Plotting the true posterior and the Laplace approximation gives us the following.

```
curve(p, 0, 12, n = 1000, lwd = 3, xlab = expression(mu),
ylab = expression(paste("p(", mu, " | y)")))
curve(dgamma(x, shape = prior.shape, scale = prior.scale), add = TRUE,
lty = 2)
legend("topright",
legend = c("Posterior Density", "Prior Density", "Laplace Approx"),
lty = c(1, 2, 1), lwd = c(3, 1, 1), col = c(1, 1, 2), bty = "n")
curve(lapprox, 0.001, 12, n = 1000, add = TRUE, col = 2, lwd = 2)
```

The solid red curve is the Laplace approximation and we can see that in the neighborhood of the mode, the approximation is reasonable. However, as we move farther away from the mode, the tail of the Gamma is heavier on the right.
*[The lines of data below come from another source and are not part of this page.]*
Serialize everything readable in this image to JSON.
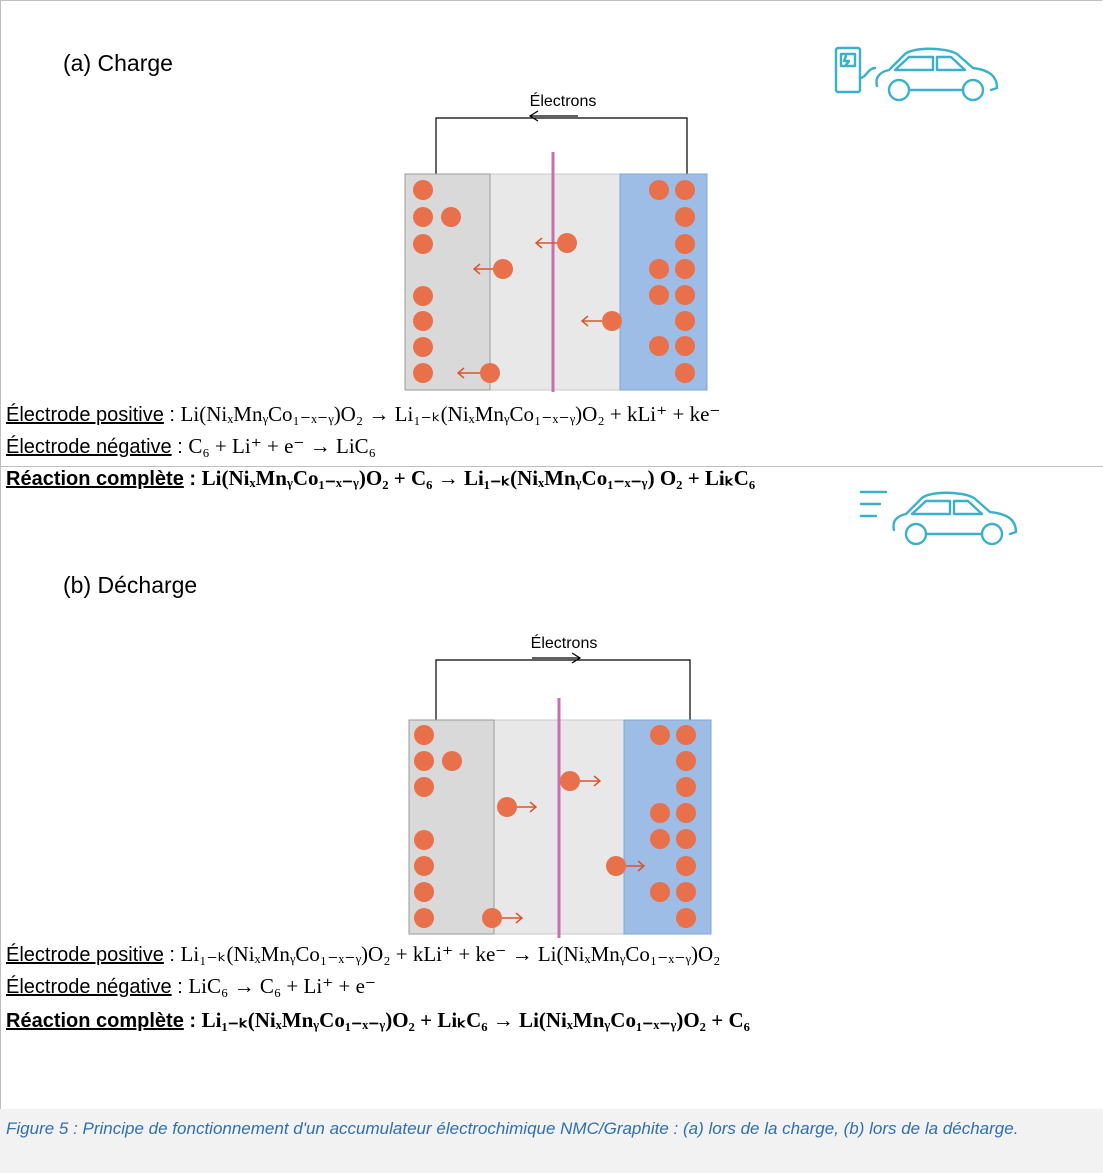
{
  "panels": [
    {
      "label": "(a)  Charge",
      "electrons_label": "Électrons",
      "equations": [
        {
          "label": "Électrode positive",
          "text": "Li(NiₓMnᵧCo₁₋ₓ₋ᵧ)O₂  → Li₁₋ₖ(NiₓMnᵧCo₁₋ₓ₋ᵧ)O₂ + kLi⁺ + ke⁻"
        },
        {
          "label": "Électrode négative",
          "text": "C₆ + Li⁺ + e⁻ → LiC₆"
        },
        {
          "label": "Réaction complète",
          "text": "Li(NiₓMnᵧCo₁₋ₓ₋ᵧ)O₂ + C₆ → Li₁₋ₖ(NiₓMnᵧCo₁₋ₓ₋ᵧ) O₂ + LiₖC₆"
        }
      ]
    },
    {
      "label": "(b)  Décharge",
      "electrons_label": "Électrons",
      "equations": [
        {
          "label": "Électrode positive",
          "text": "Li₁₋ₖ(NiₓMnᵧCo₁₋ₓ₋ᵧ)O₂ + kLi⁺ + ke⁻ → Li(NiₓMnᵧCo₁₋ₓ₋ᵧ)O₂"
        },
        {
          "label": "Électrode négative",
          "text": "LiC₆  → C₆ + Li⁺ + e⁻"
        },
        {
          "label": "Réaction complète",
          "text": "Li₁₋ₖ(NiₓMnᵧCo₁₋ₓ₋ᵧ)O₂ + LiₖC₆ → Li(NiₓMnᵧCo₁₋ₓ₋ᵧ)O₂ + C₆"
        }
      ]
    }
  ],
  "caption": "Figure 5 : Principe de fonctionnement d'un accumulateur électrochimique NMC/Graphite : (a) lors de la charge, (b) lors de la décharge.",
  "colors": {
    "ion": "#e8704a",
    "separator": "#c86fb0",
    "electrolyte": "#e8e8e8",
    "graphite_electrode": "#d9d9d9",
    "nmc_electrode": "#9dbde6",
    "car_icon": "#3bb0c9",
    "caption_text": "#2f6fb0"
  },
  "icons": [
    "charging-station-car-icon",
    "moving-car-icon"
  ]
}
Of course, this Laplace approximation is done with only a single observation. One would expect the approximation to improve as the sample size increases. In this case, with respect to the posterior mode as an approximation to the posterior mean, we can see that the difference between the two is simply

\[ \hat{\theta}_{\text{mean}} - \hat{\theta}_{\text{mode}} = \frac{1}{n + 1/b} \]

which clearly goes to zero as \(n\rightarrow\infty\).